Combining those e-mail lists together, we get:

$ # total contributors
$ cat contributors-chromium.txt contributors-gecko.txt contributors-v8.txt contributors-webkit.txt | sort | uniq | wc -l
3478
$ # all chromium.org + google.com emails
$ cat contributors-chromium.txt contributors-gecko.txt contributors-v8.txt contributors-webkit.txt | grep -e chromium.org -e google.com | cut -d'@' -f1,2 | sort | uniq -c | wc -l
2275
$ # removing duplicate usernames from chromium.org + google.com emails
$ cat contributors-chromium.txt contributors-gecko.txt contributors-v8.txt contributors-webkit.txt | grep -e chromium.org -e google.com | cut -d'@' -f1 | sort | uniq -c | wc -l
2063
$ echo "$(( 3478 - (2275 - 2063) ))"
3266

So eliminating 212 likely google / chromium duplicates, we’re at 3266 contributors with 59% of them being Chromium / Google. Assuming the average compensation is somewhere between a Google L4 and L5 at $320K, that’s $1,045,120,000. Adding 50% overhead we’re at $1,567,680,000 - roughly $1.6 billion.

The 50% overhead is likely an overestimate, the average compensation might be an overestimate, and there is a long tail of small contributions which probably don’t represent full-time employment on advancing the browser commons. There’s probably better ways to de-duplicate contributors who use multiple e-mail addresses. I could’ve spent more time in the Chromium project to get a more accurate picture of the number of contributors through enumerating all the submodules.

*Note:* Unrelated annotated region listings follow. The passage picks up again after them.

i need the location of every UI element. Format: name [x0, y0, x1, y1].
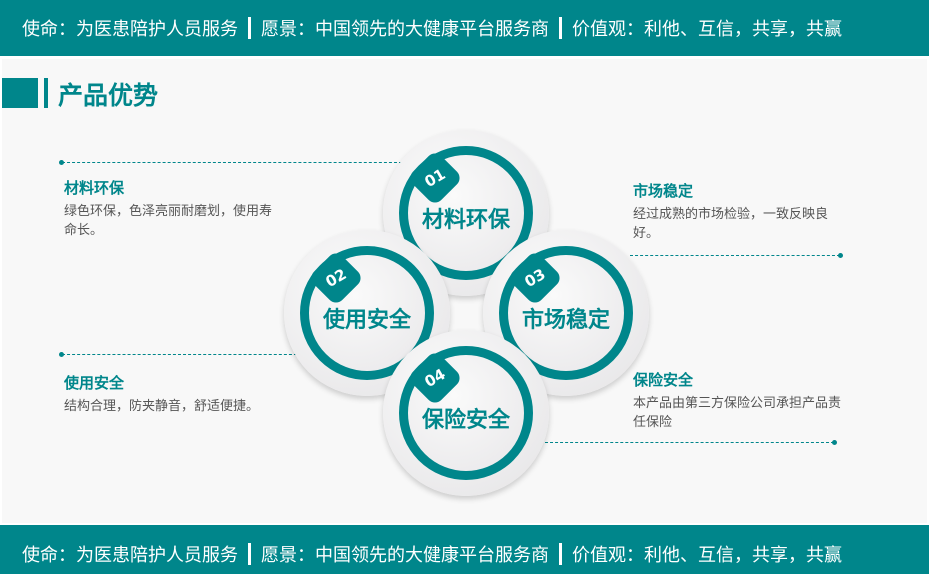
feature-item: 市场稳定经过成熟的市场检验，一致反映良好。	[633, 182, 829, 241]
mission-text: 使命：为医患陪护人员服务	[22, 19, 238, 40]
section-title: 产品优势	[58, 81, 159, 110]
title-bar-icon	[44, 78, 48, 108]
feature-item: 保险安全本产品由第三方保险公司承担产品责任保险	[633, 371, 842, 430]
feature-item: 使用安全结构合理，防夹静音，舒适便捷。	[64, 374, 260, 414]
divider	[559, 542, 562, 565]
values-text: 价值观：利他、互信，共享，共赢	[572, 544, 842, 566]
title-block-icon	[2, 78, 38, 108]
vision-text: 愿景：中国领先的大健康平台服务商	[261, 19, 549, 40]
top-banner: 使命：为医患陪护人员服务 愿景：中国领先的大健康平台服务商 价值观：利他、互信，…	[0, 0, 929, 56]
connector-line	[540, 442, 834, 443]
connector-dot	[838, 253, 843, 258]
connector-dot	[59, 352, 64, 357]
connector-dot	[59, 160, 64, 165]
connector-line	[62, 354, 302, 355]
feature-item: 材料环保绿色环保，色泽亮丽耐磨划，使用寿命长。	[64, 179, 273, 238]
connector-dot	[832, 440, 837, 445]
vision-text: 愿景：中国领先的大健康平台服务商	[261, 544, 549, 566]
connector-line	[630, 255, 840, 256]
connector-line	[62, 162, 402, 163]
divider	[248, 17, 251, 39]
values-text: 价值观：利他、互信，共享，共赢	[572, 19, 842, 40]
bottom-banner: 使命：为医患陪护人员服务 愿景：中国领先的大健康平台服务商 价值观：利他、互信，…	[0, 525, 929, 574]
mission-text: 使命：为医患陪护人员服务	[22, 544, 238, 566]
divider	[559, 17, 562, 39]
divider	[248, 542, 251, 565]
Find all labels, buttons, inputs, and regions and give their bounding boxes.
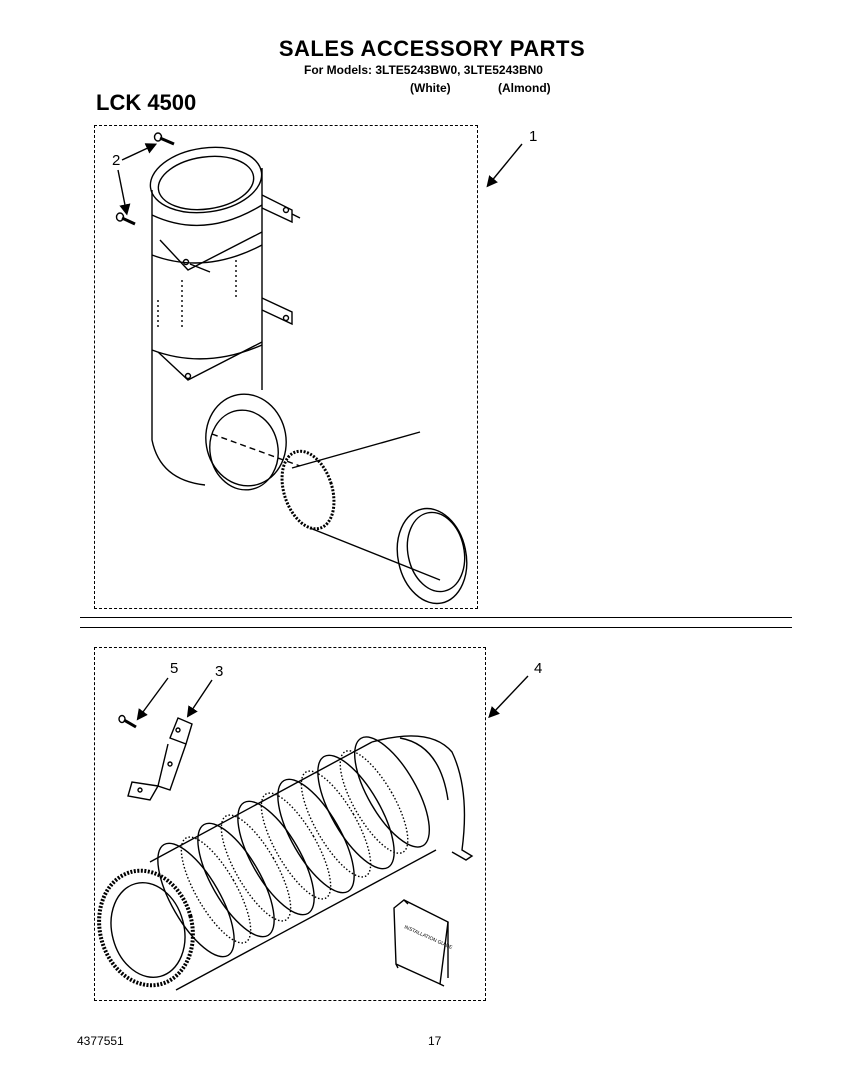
leader-2b [121,143,158,161]
separator-line-lower [80,627,792,628]
instruction-booklet [393,899,449,987]
leader-5 [136,677,169,721]
separator-line-upper [80,617,792,618]
screw-upper [153,132,175,146]
vent-pipe-section [280,431,468,605]
model-numbers: For Models: 3LTE5243BW0, 3LTE5243BN0 [304,63,543,77]
callout-5: 5 [170,660,179,677]
document-number: 4377551 [77,1034,124,1048]
kit-number: LCK 4500 [96,90,197,115]
page-number: 17 [428,1034,442,1048]
color-almond-label: (Almond) [498,81,551,95]
screw-small [118,714,137,729]
periscope-vent [149,146,301,491]
screw-lower [115,212,136,226]
leader-2a [117,169,131,216]
bottom-parts-frame [94,647,486,1001]
callout-1: 1 [529,128,538,145]
leader-1 [486,143,523,188]
top-parts-frame [94,125,478,609]
leader-3 [186,679,213,718]
leader-4 [488,675,529,719]
mounting-bracket [127,717,193,801]
color-white-label: (White) [410,81,451,95]
page-title: SALES ACCESSORY PARTS [278,36,586,61]
flexible-duct [97,735,474,991]
callout-3: 3 [215,663,224,680]
callout-4: 4 [534,660,543,677]
callout-2: 2 [112,152,121,169]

However the 2 billion per year figure isn’t as outlandish as I thought! I’d been more familiar with the WebKit project and hadn’t accounted for just how wildly different the level of investment is between WebKit and Chromium. I can see how you might get to $2 billion with different methodology and likely more information than I have.